Aguascalientes, Ags.- Tras la votación en la Cámara de Diputados donde no se alcanzó la mayoría calificada para la reforma constitucional en materia electoral, el diputado federal panista Paulo Martínez López celebró el resultado como una victoria de la ciudadanía y del equilibrio de poderes en México.
El legislador por Aguascalientes sostuvo que el rechazo a esta iniciativa frena un intento deliberado por centralizar el sistema electoral y debilitar las instituciones que garantizan la transparencia en los comicios.
Martínez López explicó que la propuesta del oficialismo representaba un riesgo crítico para la soberanía de los estados más pequeños. Al intentar modificar el sistema de representación proporcional, la reforma hubiera dejado a entidades como Aguascalientes y Tlaxcala prácticamente sin voz en el Congreso de la Unión, favoreciendo únicamente a las entidades con mayor padrón electoral.
Según el legislador, el espíritu del pacto federal se mantuvo a salvo gracias a la cohesión de la oposición que votó en contra de una estructura que privilegiaba el control político sobre la pluralidad.
El diputado federal lamentó que, durante el proceso de dictaminación, el partido en el poder no tuviera la apertura para discutir temas de fondo que realmente vulneran la democracia, como la injerencia del crimen organizado. Martínez López recordó que Acción Nacional puso sobre la mesa propuestas para anular elecciones donde exista intervención de la delincuencia y para fiscalizar en tiempo real el origen de los recursos, denunciando que el proceso electoral de 2024 ha sido el más violento de la historia moderna, una realidad que la reforma oficialista decidió ignorar por completo.

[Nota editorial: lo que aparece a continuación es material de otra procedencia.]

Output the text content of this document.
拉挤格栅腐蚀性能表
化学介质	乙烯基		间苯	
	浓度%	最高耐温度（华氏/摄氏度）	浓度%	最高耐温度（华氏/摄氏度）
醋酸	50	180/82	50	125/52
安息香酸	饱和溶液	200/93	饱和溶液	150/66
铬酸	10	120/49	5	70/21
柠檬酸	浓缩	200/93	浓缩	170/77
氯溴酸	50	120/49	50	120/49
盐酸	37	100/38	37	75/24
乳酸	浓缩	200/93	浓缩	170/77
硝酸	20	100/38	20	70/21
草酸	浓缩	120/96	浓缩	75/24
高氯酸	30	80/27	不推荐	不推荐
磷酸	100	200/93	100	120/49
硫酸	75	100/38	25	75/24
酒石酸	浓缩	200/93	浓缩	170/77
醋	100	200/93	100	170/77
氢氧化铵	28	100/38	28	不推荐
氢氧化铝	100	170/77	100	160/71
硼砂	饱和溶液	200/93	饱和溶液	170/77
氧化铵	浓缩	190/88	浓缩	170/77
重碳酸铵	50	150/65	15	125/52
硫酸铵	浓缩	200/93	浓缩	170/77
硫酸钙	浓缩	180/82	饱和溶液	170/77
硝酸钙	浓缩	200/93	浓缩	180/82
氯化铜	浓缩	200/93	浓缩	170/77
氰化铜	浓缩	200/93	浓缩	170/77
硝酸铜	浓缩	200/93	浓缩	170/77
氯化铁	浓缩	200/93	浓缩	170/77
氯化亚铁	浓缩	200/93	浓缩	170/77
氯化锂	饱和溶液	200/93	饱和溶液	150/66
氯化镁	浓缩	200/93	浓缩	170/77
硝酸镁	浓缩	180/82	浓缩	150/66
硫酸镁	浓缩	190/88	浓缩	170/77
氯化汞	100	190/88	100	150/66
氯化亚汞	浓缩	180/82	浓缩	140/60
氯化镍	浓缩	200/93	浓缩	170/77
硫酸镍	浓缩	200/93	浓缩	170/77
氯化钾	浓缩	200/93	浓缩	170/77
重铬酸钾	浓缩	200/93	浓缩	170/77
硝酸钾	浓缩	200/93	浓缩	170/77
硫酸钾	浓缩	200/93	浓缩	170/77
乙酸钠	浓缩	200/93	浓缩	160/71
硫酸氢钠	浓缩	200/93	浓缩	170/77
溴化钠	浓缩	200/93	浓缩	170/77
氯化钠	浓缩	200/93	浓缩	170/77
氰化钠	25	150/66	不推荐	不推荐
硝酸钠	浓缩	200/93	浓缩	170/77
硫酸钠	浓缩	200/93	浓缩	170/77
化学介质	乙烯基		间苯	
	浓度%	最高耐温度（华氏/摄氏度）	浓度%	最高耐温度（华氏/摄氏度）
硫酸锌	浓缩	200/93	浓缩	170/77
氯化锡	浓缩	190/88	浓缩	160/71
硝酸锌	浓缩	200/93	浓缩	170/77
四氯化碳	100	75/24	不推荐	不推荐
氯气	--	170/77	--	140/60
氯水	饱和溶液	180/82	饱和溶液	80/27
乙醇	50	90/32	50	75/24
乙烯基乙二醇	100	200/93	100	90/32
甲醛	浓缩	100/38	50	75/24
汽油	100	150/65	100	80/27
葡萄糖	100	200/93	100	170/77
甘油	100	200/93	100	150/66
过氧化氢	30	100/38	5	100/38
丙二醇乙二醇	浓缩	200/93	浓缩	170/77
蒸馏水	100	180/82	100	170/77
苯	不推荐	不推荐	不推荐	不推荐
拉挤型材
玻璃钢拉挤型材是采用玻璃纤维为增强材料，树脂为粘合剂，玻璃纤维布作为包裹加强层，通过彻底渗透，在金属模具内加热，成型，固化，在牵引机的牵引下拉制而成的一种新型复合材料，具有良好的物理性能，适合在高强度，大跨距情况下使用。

Respecto al anuncio de un posible “Plan B” mediante modificaciones a leyes secundarias, Paulo Martínez López advirtió que el bloque opositor se mantendrá en alerta permanente. Aseguró que cualquier intento por evadir la Constitución mediante “triquiñuelas legislativas” será impugnado ante la Suprema Corte de Justicia de la Nación y, de ser necesario, ante organismos internacionales. El compromiso, puntualizó, es evitar que se vulnere la autonomía del árbitro electoral y asegurar que el destino de las elecciones siga en manos de los ciudadanos y no del gobierno en turno.
Finalmente, el legislador destacó que el fracaso de la reforma constitucional también evidenció la falta de consenso interno en la coalición gobernante, al no lograr convencer ni a sus propios aliados sobre la viabilidad técnica y política del proyecto. Para Martínez López, este desenlace obliga a una reflexión profunda sobre la necesidad de legislar con rigor y con miras al fortalecimiento democrático, y no bajo consignas que buscan el ahorro presupuestario a costa de la libertad política de los mexicanos.